Utilisation de locaux à  des fins commerciales : ce que dit la loi.

Une société de distribution de produits pharmaceutiques a ouvert des locaux commerciaux dans l’immeuble où j’habite. Elle dispose d’un important parc de véhicules qu’elle fait travailler 24 h/24 et 7 j/7, y compris les jours fériés. Vous imaginez bien le désagrément et le préjudice qu’elle cause aux habitants et au quartier. Que dit la loi et de quel recours disposons-nous ?

La première étape est de savoir si le règlement intérieur de la copropriété permet d’utiliser les locaux à des fins commerciales.
L’article 11 de la loi 18/00 relative au statut de la copropriété des immeubles bâtis dispose : «Le règlement de copropriété auquel sont annexées les pièces jointes et les modifications éventuelles faites conformément à la loi doit faire l’objet, pour les immeubles immatriculés, d’un dépôt et d’un enregistrement à la conservation foncière du lieu de situation de l’immeuble. Un exemplaire du règlement de copropriété et des pièces y annexées sont obligatoirement joints à l’acte d’achat du lot. Il est fait mention dans l’acte d’acquisition que l’acheteur a pris connaissance du règlement de copropriété et des pièces y jointes. Si l’immeuble est non immatriculé, le règlement de copropriété avec les modifications portées éventuellement sur lui est déposé au secrétariat greffe du tribunal de première instance de la circonscription dont relève l’immeuble».
Cependant, même si le règlement intérieur permet l’exploitation de ces locaux dans le cadre d’un usage commercial, vous pouvez toujours faire cesser les nuisances.

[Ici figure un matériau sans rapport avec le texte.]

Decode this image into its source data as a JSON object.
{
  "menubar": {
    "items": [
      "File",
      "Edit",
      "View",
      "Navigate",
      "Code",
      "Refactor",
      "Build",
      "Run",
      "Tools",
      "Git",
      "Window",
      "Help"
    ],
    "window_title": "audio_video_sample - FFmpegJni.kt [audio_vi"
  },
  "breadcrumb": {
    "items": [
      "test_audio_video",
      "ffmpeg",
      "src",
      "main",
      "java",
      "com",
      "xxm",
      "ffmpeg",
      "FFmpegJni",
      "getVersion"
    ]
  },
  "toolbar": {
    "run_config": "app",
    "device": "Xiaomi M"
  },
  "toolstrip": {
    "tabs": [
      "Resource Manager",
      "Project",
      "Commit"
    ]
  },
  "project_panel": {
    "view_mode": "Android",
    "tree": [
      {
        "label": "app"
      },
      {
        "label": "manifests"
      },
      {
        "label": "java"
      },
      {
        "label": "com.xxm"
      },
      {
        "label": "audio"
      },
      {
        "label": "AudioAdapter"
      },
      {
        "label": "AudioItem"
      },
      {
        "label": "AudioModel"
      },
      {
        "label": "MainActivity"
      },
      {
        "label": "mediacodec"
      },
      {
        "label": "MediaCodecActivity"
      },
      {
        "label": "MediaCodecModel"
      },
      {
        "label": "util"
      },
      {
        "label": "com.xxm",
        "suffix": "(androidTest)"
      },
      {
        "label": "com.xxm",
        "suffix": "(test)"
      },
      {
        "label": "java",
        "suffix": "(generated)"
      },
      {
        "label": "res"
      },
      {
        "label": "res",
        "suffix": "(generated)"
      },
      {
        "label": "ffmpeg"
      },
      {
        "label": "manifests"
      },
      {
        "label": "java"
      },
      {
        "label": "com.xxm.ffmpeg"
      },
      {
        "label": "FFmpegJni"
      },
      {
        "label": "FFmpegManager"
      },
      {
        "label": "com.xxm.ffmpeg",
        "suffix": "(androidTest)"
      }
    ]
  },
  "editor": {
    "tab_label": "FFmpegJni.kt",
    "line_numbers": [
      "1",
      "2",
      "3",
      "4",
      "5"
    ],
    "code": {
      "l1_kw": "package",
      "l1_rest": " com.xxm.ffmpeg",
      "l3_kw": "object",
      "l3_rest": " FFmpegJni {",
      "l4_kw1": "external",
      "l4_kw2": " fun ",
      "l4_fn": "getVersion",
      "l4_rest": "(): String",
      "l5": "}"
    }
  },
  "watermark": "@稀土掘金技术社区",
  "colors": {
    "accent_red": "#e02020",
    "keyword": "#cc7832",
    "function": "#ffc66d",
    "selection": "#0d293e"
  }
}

Pour ce faire, il faut avoir suffisamment d’arguments et de preuves qui attestent tout d’abord l’existence d’un préjudice, matériel ou moral, récurrent, ainsi que la liste des autres personnes touchées. Le nombre de personnes peut être un élément qui joue en votre faveur. Conformément au dahir promulgation de la loi 53/95 instituant des juridictions de commerce, vous pouvez saisir le président du tribunal de commerce, en tant que juge des référés, qui peut ordonner en référé toutes les mesures qui ne font l’objet d’aucune contestation sérieuse.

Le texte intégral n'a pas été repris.